Werte sind so eine Sache. Auch die Mafia oder die Camorra haben Werte, nur eben nicht dieselben, die wir für wertvoll halten. Was sind überhaupt Werte? Wir finden sie im Handeln der Menschen, nicht in ihren Worten. Für Unternehmen gilt dasselbe. Mitarbeiter haben dafür ein feines Gespür: Sie glauben nur die Werte, die aus Taten sprechen, die 'Philosophie' des Unternehmens spielt dabei überhaupt keine Rolle. Wenn zum Beispiel jemand entlassen wird, dann schauen sie, wie und warum das geschah – und entdecken so die tatsächlich gelebten Werte. Sind diese nicht deckungsgleich mit den wohlformulierten Leitlinien, dann verlieren Führungskräfte ihre Glaubwürdigkeit – und die Loyalität der Mitarbeiter.

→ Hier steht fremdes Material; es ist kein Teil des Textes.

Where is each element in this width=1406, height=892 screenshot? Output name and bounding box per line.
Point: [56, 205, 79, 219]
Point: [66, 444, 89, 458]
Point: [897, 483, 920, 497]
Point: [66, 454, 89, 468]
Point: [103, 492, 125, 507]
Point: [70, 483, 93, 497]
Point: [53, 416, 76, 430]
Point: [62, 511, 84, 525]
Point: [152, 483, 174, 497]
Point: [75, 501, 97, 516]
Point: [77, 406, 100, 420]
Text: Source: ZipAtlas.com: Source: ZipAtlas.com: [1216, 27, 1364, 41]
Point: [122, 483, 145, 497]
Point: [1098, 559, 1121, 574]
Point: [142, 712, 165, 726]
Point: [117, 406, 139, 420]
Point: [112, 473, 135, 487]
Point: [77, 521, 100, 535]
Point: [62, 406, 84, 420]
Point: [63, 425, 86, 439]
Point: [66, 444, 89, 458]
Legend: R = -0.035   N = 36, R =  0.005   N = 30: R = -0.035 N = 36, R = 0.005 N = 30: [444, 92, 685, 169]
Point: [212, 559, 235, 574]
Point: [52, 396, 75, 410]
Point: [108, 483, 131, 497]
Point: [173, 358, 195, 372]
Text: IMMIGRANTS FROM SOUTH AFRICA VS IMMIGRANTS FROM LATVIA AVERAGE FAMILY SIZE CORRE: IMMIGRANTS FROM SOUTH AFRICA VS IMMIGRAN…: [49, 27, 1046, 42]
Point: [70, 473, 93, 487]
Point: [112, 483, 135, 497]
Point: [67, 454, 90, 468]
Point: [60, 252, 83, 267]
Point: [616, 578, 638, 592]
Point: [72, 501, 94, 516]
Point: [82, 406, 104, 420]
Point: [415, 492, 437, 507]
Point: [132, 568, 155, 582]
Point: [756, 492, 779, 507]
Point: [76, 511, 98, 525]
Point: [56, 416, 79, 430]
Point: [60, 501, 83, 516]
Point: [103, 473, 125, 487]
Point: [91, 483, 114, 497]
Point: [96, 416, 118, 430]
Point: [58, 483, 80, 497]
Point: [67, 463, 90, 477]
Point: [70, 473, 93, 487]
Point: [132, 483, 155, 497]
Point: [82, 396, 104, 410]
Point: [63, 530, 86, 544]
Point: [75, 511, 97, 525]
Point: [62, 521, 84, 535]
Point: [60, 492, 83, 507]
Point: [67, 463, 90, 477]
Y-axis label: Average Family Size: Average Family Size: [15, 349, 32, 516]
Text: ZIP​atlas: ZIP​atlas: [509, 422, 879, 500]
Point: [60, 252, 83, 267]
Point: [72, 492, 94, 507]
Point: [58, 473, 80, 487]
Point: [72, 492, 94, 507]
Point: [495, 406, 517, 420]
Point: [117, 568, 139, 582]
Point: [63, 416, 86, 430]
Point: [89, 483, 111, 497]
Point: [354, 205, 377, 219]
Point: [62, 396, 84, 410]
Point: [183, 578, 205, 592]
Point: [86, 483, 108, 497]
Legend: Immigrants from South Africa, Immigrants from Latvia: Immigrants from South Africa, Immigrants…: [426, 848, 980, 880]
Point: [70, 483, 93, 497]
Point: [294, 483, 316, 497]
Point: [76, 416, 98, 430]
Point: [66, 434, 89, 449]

Damit stellt sich die Frage, welche Werte in unserer Gesellschaft tatsächlich gelebt werden. Im Grundgesetz steht: 'Die Würde des Menschen ist unantastbar, sie zu achten und zu schützen ist Aufgabe aller staatlichen Gewalt.' Wir haben also einen Staatsauftrag, die Würde eines jeden zu schützen. Aber tun wir das auch?